DICE strongly recommends that you install the texture pack onto the hard drive in order to see the game running with the highest possible texture quality - this is achieved by default on PlayStation 3 via a mandatory install. This sounds absolutely fine, but of course not every Xbox 360 owner actually has a hard drive, meaning that a certain percentage of the audience is going to get a downgraded graphical experience.
Unfortunately, the bad news is that this includes anyone who has bought the entry-level 4GB version of the Xbox 360S "slim" console. Despite carrying more than enough onboard memory to run the enhanced textures, by default the game will not allow you to install the data onto anything other than a hard drive. This seems to be somewhat bone-headed bearing in mind how generous Microsoft is in terms of third party mass storage devices you can attach to the console and how good the performance level can be from these devices.
Regular Digital Foundry readers may recall our in-depth benchmarking of USB storage devices, where we compared performance from the 360 HDD to a range of different drives hooked up via USB: a basic 16GB stick from Amazon, hard drives in caddies and even an SSD. Only where we really pushed our luck with a no-name micro-SD card in a USB adaptor did we see poor performance - the beauty of flash memory is very fast seek times, so we wouldn't be surprised at all if the 4GB Slim could actually outperform the hard drive. We have to admit to some level of surprise here bearing in mind that titles like Forza 4 do support the onboard memory unit, yet Battlefield 3 does not.
Just how sub-par the uninstalled Battlefield 3 actually looks is worth looking at. We've seen it described elsewhere as looking like a PS1 game. First up, it's worth bearing in mind that only texture quality is affected here. Despite being described in terms of "SD" and "HD", the native rendering resolution of the game is unaffected: all that is missing is some of the higher resolution texture assets. That being the case, describing it as looking like a PS1 game (as we've seen this week elsewhere) is bordering on the criminally insane. Let's re-run some of the campaign cut-scenes and take a look at how they stack up with the install and without.
As you can see, in motion during the run of play, the differences are noticeable but it's still the same game, driven by the same engine, with all the same effects in play - comparisons to any obsolete console architecture aren't really valid. What is clear however is that the lack of consistency in the assets is really disappointing - in many cases we see the full artwork, while in other cases only ultra-low res proxies are left in place.
It's difficult to avoid the conclusion that DICE didn't put so much effort into streamlining the game for those without hard drives and the result is that we have a game that looks beautiful in some cases, but unfinished and buggy in others.
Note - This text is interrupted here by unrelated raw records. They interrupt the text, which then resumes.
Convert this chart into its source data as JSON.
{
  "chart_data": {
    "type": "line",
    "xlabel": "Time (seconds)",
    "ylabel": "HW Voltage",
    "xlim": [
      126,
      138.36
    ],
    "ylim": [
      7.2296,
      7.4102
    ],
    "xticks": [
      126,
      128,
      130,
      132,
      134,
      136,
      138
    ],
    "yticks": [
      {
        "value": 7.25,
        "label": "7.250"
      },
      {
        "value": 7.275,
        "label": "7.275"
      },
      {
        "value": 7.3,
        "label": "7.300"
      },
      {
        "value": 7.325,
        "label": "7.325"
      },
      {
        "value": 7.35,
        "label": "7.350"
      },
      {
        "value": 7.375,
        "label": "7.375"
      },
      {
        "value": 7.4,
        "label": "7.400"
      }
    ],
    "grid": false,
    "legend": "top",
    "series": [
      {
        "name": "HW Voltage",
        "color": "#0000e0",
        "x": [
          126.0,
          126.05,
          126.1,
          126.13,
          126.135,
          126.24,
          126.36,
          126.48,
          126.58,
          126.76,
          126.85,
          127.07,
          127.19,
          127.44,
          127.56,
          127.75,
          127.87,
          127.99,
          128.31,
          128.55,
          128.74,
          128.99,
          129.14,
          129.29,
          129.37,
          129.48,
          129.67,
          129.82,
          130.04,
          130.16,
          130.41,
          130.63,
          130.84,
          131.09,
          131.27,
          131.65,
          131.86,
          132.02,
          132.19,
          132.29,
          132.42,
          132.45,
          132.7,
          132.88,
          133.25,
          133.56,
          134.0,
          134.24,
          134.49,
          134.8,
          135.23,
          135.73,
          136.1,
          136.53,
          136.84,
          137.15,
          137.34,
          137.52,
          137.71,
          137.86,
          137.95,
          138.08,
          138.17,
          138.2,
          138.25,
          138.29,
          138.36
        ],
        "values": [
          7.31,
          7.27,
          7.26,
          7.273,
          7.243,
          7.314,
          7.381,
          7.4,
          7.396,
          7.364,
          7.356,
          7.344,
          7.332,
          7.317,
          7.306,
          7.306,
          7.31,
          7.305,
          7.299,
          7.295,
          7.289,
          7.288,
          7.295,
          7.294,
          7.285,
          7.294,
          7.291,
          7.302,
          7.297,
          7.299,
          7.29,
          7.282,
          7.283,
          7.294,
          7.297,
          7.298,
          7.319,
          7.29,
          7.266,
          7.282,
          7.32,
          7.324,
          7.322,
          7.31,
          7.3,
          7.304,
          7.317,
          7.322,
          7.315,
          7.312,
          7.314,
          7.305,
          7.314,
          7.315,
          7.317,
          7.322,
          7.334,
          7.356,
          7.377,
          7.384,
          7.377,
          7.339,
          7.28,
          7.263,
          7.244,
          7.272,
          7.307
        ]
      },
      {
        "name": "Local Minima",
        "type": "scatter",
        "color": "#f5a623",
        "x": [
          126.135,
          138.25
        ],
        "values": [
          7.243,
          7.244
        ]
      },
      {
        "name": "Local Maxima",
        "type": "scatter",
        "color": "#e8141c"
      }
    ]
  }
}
We're almost certain that the developer would have looked at the profile of its Xbox 360 userbase from previous titles and worked out the percentage of owners without the HDD and allocated resources accordingly. After all, every time you log onto Xbox Live (or indeed PSN), a whole range of anonymous information on the configuration of your console and even the monitor you have attached gets beamed back to the platform holders.
Hopefully the game will be patched or at the very least, Microsoft and EA could explain why owners of the 4GB 360 are being offered a sub-par version of the game.
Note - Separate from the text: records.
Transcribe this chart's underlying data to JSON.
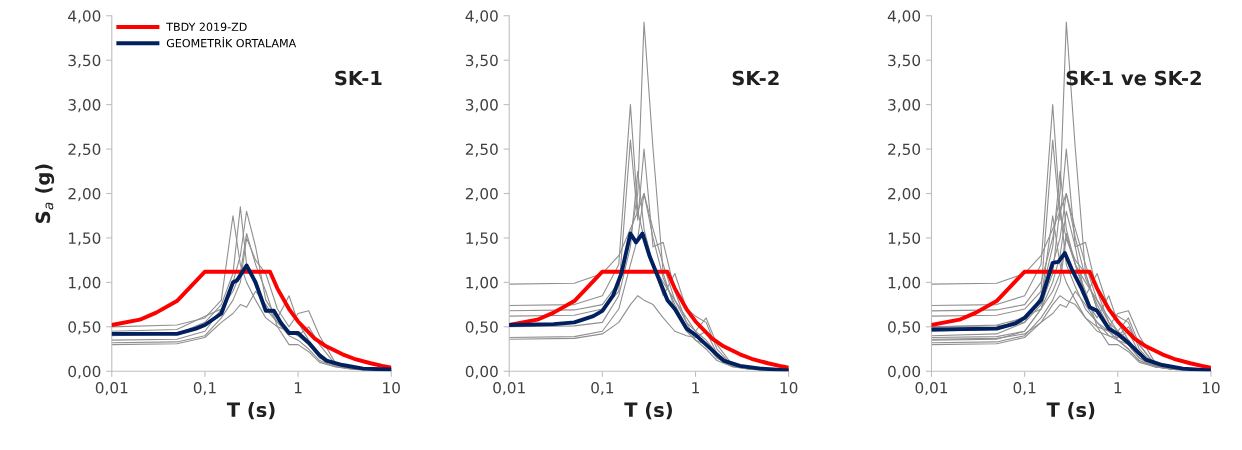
{
  "chart_data": [
    {
      "type": "line",
      "title": "SK-1",
      "xlabel": "T (s)",
      "ylabel": "S$_{a}$ (g)",
      "log": "x",
      "legend": "top left",
      "grid": false,
      "marker": "none",
      "line_style": "solid",
      "xlim": [
        0.01,
        10
      ],
      "xticks": [
        {
          "value": 0.01,
          "label": "0,01"
        },
        {
          "value": 0.1,
          "label": "0,1"
        },
        {
          "value": 1,
          "label": "1"
        },
        {
          "value": 10,
          "label": "10"
        }
      ],
      "ylim": [
        0,
        4
      ],
      "yticks": [
        {
          "value": 0,
          "label": "0,00"
        },
        {
          "value": 0.5,
          "label": "0,50"
        },
        {
          "value": 1,
          "label": "1,00"
        },
        {
          "value": 1.5,
          "label": "1,50"
        },
        {
          "value": 2,
          "label": "2,00"
        },
        {
          "value": 2.5,
          "label": "2,50"
        },
        {
          "value": 3,
          "label": "3,00"
        },
        {
          "value": 3.5,
          "label": "3,50"
        },
        {
          "value": 4,
          "label": "4,00"
        }
      ],
      "x": [
        0.01,
        0.05,
        0.1,
        0.15,
        0.2,
        0.24,
        0.28,
        0.35,
        0.45,
        0.6,
        0.8,
        1.0,
        1.3,
        1.7,
        2.5,
        4,
        10
      ],
      "series": [
        {
          "color": "#909090",
          "values": [
            0.5,
            0.52,
            0.6,
            0.8,
            1.75,
            1.2,
            1.0,
            0.8,
            0.6,
            0.5,
            0.45,
            0.4,
            0.3,
            0.15,
            0.06,
            0.03,
            0.01
          ]
        },
        {
          "color": "#909090",
          "values": [
            0.4,
            0.42,
            0.55,
            0.75,
            1.1,
            1.85,
            1.2,
            0.95,
            0.7,
            0.55,
            0.4,
            0.35,
            0.25,
            0.12,
            0.05,
            0.02,
            0.01
          ]
        },
        {
          "color": "#909090",
          "values": [
            0.35,
            0.36,
            0.45,
            0.7,
            1.0,
            1.3,
            1.8,
            1.4,
            0.8,
            0.6,
            0.85,
            0.55,
            0.35,
            0.2,
            0.07,
            0.03,
            0.01
          ]
        },
        {
          "color": "#909090",
          "values": [
            0.32,
            0.33,
            0.4,
            0.6,
            0.8,
            1.0,
            1.5,
            1.25,
            1.1,
            0.7,
            0.5,
            0.65,
            0.68,
            0.4,
            0.1,
            0.04,
            0.01
          ]
        },
        {
          "color": "#909090",
          "values": [
            0.45,
            0.47,
            0.62,
            0.7,
            0.9,
            1.1,
            1.55,
            1.2,
            0.9,
            0.5,
            0.3,
            0.3,
            0.22,
            0.1,
            0.05,
            0.02,
            0.01
          ]
        },
        {
          "color": "#909090",
          "values": [
            0.3,
            0.31,
            0.38,
            0.55,
            0.65,
            0.75,
            0.72,
            0.9,
            0.75,
            0.55,
            0.45,
            0.4,
            0.5,
            0.3,
            0.08,
            0.03,
            0.01
          ]
        },
        {
          "name": "TBDY 2019-ZD",
          "color": "#ff0000",
          "x": [
            0.01,
            0.02,
            0.03,
            0.05,
            0.1,
            0.5,
            0.6,
            0.8,
            1,
            1.5,
            2,
            3,
            4,
            6,
            8,
            10
          ],
          "values": [
            0.52,
            0.58,
            0.66,
            0.79,
            1.12,
            1.12,
            0.93,
            0.7,
            0.56,
            0.37,
            0.28,
            0.19,
            0.14,
            0.09,
            0.06,
            0.04
          ]
        },
        {
          "name": "GEOMETRİK ORTALAMA",
          "color": "#002060",
          "x": [
            0.01,
            0.05,
            0.08,
            0.1,
            0.15,
            0.2,
            0.22,
            0.28,
            0.35,
            0.45,
            0.55,
            0.65,
            0.8,
            1.0,
            1.3,
            1.7,
            2,
            3,
            5,
            10
          ],
          "values": [
            0.42,
            0.42,
            0.48,
            0.52,
            0.65,
            1.0,
            1.02,
            1.19,
            1.0,
            0.68,
            0.68,
            0.55,
            0.43,
            0.43,
            0.32,
            0.18,
            0.12,
            0.07,
            0.03,
            0.02
          ]
        }
      ]
    },
    {
      "type": "line",
      "title": "SK-2",
      "xlabel": "T (s)",
      "log": "x",
      "grid": false,
      "marker": "none",
      "line_style": "solid",
      "xlim": [
        0.01,
        10
      ],
      "xticks": [
        {
          "value": 0.01,
          "label": "0,01"
        },
        {
          "value": 0.1,
          "label": "0,1"
        },
        {
          "value": 1,
          "label": "1"
        },
        {
          "value": 10,
          "label": "10"
        }
      ],
      "ylim": [
        0,
        4
      ],
      "yticks": [
        {
          "value": 0,
          "label": "0,00"
        },
        {
          "value": 0.5,
          "label": "0,50"
        },
        {
          "value": 1,
          "label": "1,00"
        },
        {
          "value": 1.5,
          "label": "1,50"
        },
        {
          "value": 2,
          "label": "2,00"
        },
        {
          "value": 2.5,
          "label": "2,50"
        },
        {
          "value": 3,
          "label": "3,00"
        },
        {
          "value": 3.5,
          "label": "3,50"
        },
        {
          "value": 4,
          "label": "4,00"
        }
      ],
      "x": [
        0.01,
        0.05,
        0.1,
        0.15,
        0.2,
        0.24,
        0.28,
        0.35,
        0.45,
        0.6,
        0.8,
        1.0,
        1.3,
        1.7,
        2.5,
        4,
        10
      ],
      "series": [
        {
          "color": "#909090",
          "values": [
            0.98,
            0.99,
            1.1,
            1.3,
            1.6,
            1.8,
            1.5,
            1.2,
            1.0,
            0.8,
            0.6,
            0.45,
            0.35,
            0.2,
            0.08,
            0.03,
            0.01
          ]
        },
        {
          "color": "#909090",
          "values": [
            0.74,
            0.75,
            0.85,
            1.2,
            3.0,
            1.8,
            2.0,
            1.5,
            1.05,
            0.75,
            0.5,
            0.4,
            0.3,
            0.15,
            0.06,
            0.02,
            0.01
          ]
        },
        {
          "color": "#909090",
          "values": [
            0.68,
            0.69,
            0.75,
            1.0,
            1.5,
            2.0,
            3.93,
            2.5,
            1.1,
            0.7,
            0.45,
            0.35,
            0.25,
            0.12,
            0.05,
            0.02,
            0.01
          ]
        },
        {
          "color": "#909090",
          "values": [
            0.62,
            0.63,
            0.7,
            0.9,
            2.6,
            1.7,
            2.5,
            1.4,
            1.45,
            0.9,
            0.55,
            0.45,
            0.6,
            0.3,
            0.07,
            0.03,
            0.01
          ]
        },
        {
          "color": "#909090",
          "values": [
            0.5,
            0.51,
            0.55,
            0.85,
            1.4,
            2.25,
            1.6,
            1.2,
            0.85,
            1.1,
            0.7,
            0.62,
            0.55,
            0.25,
            0.06,
            0.02,
            0.01
          ]
        },
        {
          "color": "#909090",
          "values": [
            0.38,
            0.39,
            0.45,
            0.7,
            1.2,
            1.5,
            2.0,
            1.6,
            1.2,
            0.8,
            0.55,
            0.35,
            0.3,
            0.15,
            0.05,
            0.02,
            0.01
          ]
        },
        {
          "color": "#909090",
          "values": [
            0.36,
            0.37,
            0.42,
            0.55,
            0.75,
            0.85,
            0.8,
            0.75,
            0.6,
            0.45,
            0.4,
            0.38,
            0.45,
            0.2,
            0.06,
            0.02,
            0.01
          ]
        },
        {
          "color": "#ff0000",
          "x": [
            0.01,
            0.02,
            0.03,
            0.05,
            0.1,
            0.5,
            0.6,
            0.8,
            1,
            1.5,
            2,
            3,
            4,
            6,
            8,
            10
          ],
          "values": [
            0.52,
            0.58,
            0.66,
            0.79,
            1.12,
            1.12,
            0.93,
            0.7,
            0.56,
            0.37,
            0.28,
            0.19,
            0.14,
            0.09,
            0.06,
            0.04
          ]
        },
        {
          "color": "#002060",
          "x": [
            0.01,
            0.03,
            0.05,
            0.08,
            0.1,
            0.13,
            0.16,
            0.2,
            0.23,
            0.27,
            0.32,
            0.4,
            0.5,
            0.6,
            0.8,
            1.0,
            1.3,
            2,
            3,
            5,
            10
          ],
          "values": [
            0.52,
            0.53,
            0.55,
            0.62,
            0.68,
            0.85,
            1.1,
            1.55,
            1.45,
            1.55,
            1.3,
            1.05,
            0.8,
            0.7,
            0.48,
            0.41,
            0.3,
            0.12,
            0.06,
            0.03,
            0.01
          ]
        }
      ]
    },
    {
      "type": "line",
      "title": "SK-1 ve SK-2",
      "xlabel": "T (s)",
      "log": "x",
      "grid": false,
      "marker": "none",
      "line_style": "solid",
      "xlim": [
        0.01,
        10
      ],
      "xticks": [
        {
          "value": 0.01,
          "label": "0,01"
        },
        {
          "value": 0.1,
          "label": "0,1"
        },
        {
          "value": 1,
          "label": "1"
        },
        {
          "value": 10,
          "label": "10"
        }
      ],
      "ylim": [
        0,
        4
      ],
      "yticks": [
        {
          "value": 0,
          "label": "0,00"
        },
        {
          "value": 0.5,
          "label": "0,50"
        },
        {
          "value": 1,
          "label": "1,00"
        },
        {
          "value": 1.5,
          "label": "1,50"
        },
        {
          "value": 2,
          "label": "2,00"
        },
        {
          "value": 2.5,
          "label": "2,50"
        },
        {
          "value": 3,
          "label": "3,00"
        },
        {
          "value": 3.5,
          "label": "3,50"
        },
        {
          "value": 4,
          "label": "4,00"
        }
      ],
      "x": [
        0.01,
        0.05,
        0.1,
        0.15,
        0.2,
        0.24,
        0.28,
        0.35,
        0.45,
        0.6,
        0.8,
        1.0,
        1.3,
        1.7,
        2.5,
        4,
        10
      ],
      "series": [
        {
          "color": "#909090",
          "values": [
            0.5,
            0.52,
            0.6,
            0.8,
            1.75,
            1.2,
            1.0,
            0.8,
            0.6,
            0.5,
            0.45,
            0.4,
            0.3,
            0.15,
            0.06,
            0.03,
            0.01
          ]
        },
        {
          "color": "#909090",
          "values": [
            0.4,
            0.42,
            0.55,
            0.75,
            1.1,
            1.85,
            1.2,
            0.95,
            0.7,
            0.55,
            0.4,
            0.35,
            0.25,
            0.12,
            0.05,
            0.02,
            0.01
          ]
        },
        {
          "color": "#909090",
          "values": [
            0.35,
            0.36,
            0.45,
            0.7,
            1.0,
            1.3,
            1.8,
            1.4,
            0.8,
            0.6,
            0.85,
            0.55,
            0.35,
            0.2,
            0.07,
            0.03,
            0.01
          ]
        },
        {
          "color": "#909090",
          "values": [
            0.32,
            0.33,
            0.4,
            0.6,
            0.8,
            1.0,
            1.5,
            1.25,
            1.1,
            0.7,
            0.5,
            0.65,
            0.68,
            0.4,
            0.1,
            0.04,
            0.01
          ]
        },
        {
          "color": "#909090",
          "values": [
            0.45,
            0.47,
            0.62,
            0.7,
            0.9,
            1.1,
            1.55,
            1.2,
            0.9,
            0.5,
            0.3,
            0.3,
            0.22,
            0.1,
            0.05,
            0.02,
            0.01
          ]
        },
        {
          "color": "#909090",
          "values": [
            0.3,
            0.31,
            0.38,
            0.55,
            0.65,
            0.75,
            0.72,
            0.9,
            0.75,
            0.55,
            0.45,
            0.4,
            0.5,
            0.3,
            0.08,
            0.03,
            0.01
          ]
        },
        {
          "color": "#909090",
          "values": [
            0.98,
            0.99,
            1.1,
            1.3,
            1.6,
            1.8,
            1.5,
            1.2,
            1.0,
            0.8,
            0.6,
            0.45,
            0.35,
            0.2,
            0.08,
            0.03,
            0.01
          ]
        },
        {
          "color": "#909090",
          "values": [
            0.74,
            0.75,
            0.85,
            1.2,
            3.0,
            1.8,
            2.0,
            1.5,
            1.05,
            0.75,
            0.5,
            0.4,
            0.3,
            0.15,
            0.06,
            0.02,
            0.01
          ]
        },
        {
          "color": "#909090",
          "values": [
            0.68,
            0.69,
            0.75,
            1.0,
            1.5,
            2.0,
            3.93,
            2.5,
            1.1,
            0.7,
            0.45,
            0.35,
            0.25,
            0.12,
            0.05,
            0.02,
            0.01
          ]
        },
        {
          "color": "#909090",
          "values": [
            0.62,
            0.63,
            0.7,
            0.9,
            2.6,
            1.7,
            2.5,
            1.4,
            1.45,
            0.9,
            0.55,
            0.45,
            0.6,
            0.3,
            0.07,
            0.03,
            0.01
          ]
        },
        {
          "color": "#909090",
          "values": [
            0.5,
            0.51,
            0.55,
            0.85,
            1.4,
            2.25,
            1.6,
            1.2,
            0.85,
            1.1,
            0.7,
            0.62,
            0.55,
            0.25,
            0.06,
            0.02,
            0.01
          ]
        },
        {
          "color": "#909090",
          "values": [
            0.38,
            0.39,
            0.45,
            0.7,
            1.2,
            1.5,
            2.0,
            1.6,
            1.2,
            0.8,
            0.55,
            0.35,
            0.3,
            0.15,
            0.05,
            0.02,
            0.01
          ]
        },
        {
          "color": "#909090",
          "values": [
            0.36,
            0.37,
            0.42,
            0.55,
            0.75,
            0.85,
            0.8,
            0.75,
            0.6,
            0.45,
            0.4,
            0.38,
            0.45,
            0.2,
            0.06,
            0.02,
            0.01
          ]
        },
        {
          "color": "#ff0000",
          "x": [
            0.01,
            0.02,
            0.03,
            0.05,
            0.1,
            0.5,
            0.6,
            0.8,
            1,
            1.5,
            2,
            3,
            4,
            6,
            8,
            10
          ],
          "values": [
            0.52,
            0.58,
            0.66,
            0.79,
            1.12,
            1.12,
            0.93,
            0.7,
            0.56,
            0.37,
            0.28,
            0.19,
            0.14,
            0.09,
            0.06,
            0.04
          ]
        },
        {
          "color": "#002060",
          "x": [
            0.01,
            0.05,
            0.08,
            0.1,
            0.15,
            0.2,
            0.23,
            0.27,
            0.32,
            0.4,
            0.5,
            0.6,
            0.8,
            1,
            1.3,
            2,
            3,
            5,
            10
          ],
          "values": [
            0.47,
            0.48,
            0.54,
            0.6,
            0.8,
            1.22,
            1.23,
            1.33,
            1.15,
            0.95,
            0.72,
            0.68,
            0.48,
            0.42,
            0.32,
            0.13,
            0.07,
            0.03,
            0.01
          ]
        }
      ]
    }
  ]
}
It comes as no surprise to learn that the PC version of Battlefield 3 is where we really see what Frostbite 2 is capable of. It's a game designed to leverage the best from current generation PC hardware, running only on DirectX 10 capable systems - so if you're still running the venerable Windows XP as your primary OS, it is now finally time to let go.
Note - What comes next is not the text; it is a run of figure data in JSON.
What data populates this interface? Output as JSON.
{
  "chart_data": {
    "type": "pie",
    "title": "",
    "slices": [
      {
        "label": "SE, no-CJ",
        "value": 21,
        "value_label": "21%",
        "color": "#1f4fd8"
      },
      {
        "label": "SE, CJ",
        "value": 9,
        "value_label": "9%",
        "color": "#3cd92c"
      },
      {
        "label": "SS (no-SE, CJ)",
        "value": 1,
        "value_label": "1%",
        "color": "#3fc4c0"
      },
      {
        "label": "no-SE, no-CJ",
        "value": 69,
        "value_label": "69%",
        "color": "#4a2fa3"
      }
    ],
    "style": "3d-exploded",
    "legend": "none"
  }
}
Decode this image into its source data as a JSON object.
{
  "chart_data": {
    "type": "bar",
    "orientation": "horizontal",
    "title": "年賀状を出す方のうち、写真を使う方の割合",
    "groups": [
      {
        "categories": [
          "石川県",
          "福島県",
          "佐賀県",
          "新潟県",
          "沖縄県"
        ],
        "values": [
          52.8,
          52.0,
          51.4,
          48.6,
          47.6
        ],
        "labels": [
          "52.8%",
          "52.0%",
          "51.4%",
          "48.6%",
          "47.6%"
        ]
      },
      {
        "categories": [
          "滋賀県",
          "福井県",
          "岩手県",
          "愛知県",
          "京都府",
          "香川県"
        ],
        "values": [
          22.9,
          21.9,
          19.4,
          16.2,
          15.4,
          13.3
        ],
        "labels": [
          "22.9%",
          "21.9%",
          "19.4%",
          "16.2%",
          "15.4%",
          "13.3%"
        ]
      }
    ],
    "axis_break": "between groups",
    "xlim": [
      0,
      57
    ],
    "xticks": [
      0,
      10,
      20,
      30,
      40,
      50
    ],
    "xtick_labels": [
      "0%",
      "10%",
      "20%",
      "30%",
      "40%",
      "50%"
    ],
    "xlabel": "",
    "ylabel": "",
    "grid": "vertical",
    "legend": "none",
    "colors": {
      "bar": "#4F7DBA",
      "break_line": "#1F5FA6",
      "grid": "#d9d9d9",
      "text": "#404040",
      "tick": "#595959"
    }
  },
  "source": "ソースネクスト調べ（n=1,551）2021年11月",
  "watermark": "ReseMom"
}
As we discussed in our Battlefield 3 PC hardware article last week, you'll also need to give serious thought to the hardware in your system too. We gave the final code a whirl on a 2.66GHz Core 2 Duo system armed with an NVIDIA GTS250 graphics card and just as we found with the multiplayer beta, the experience was pretty disastrous even on the lowest settings. Since then we upgraded the RAM and this helped a little, but regardless, it's safe to say that the minimum recommended spec for the game is still some way off what we'd describe as a decent experience.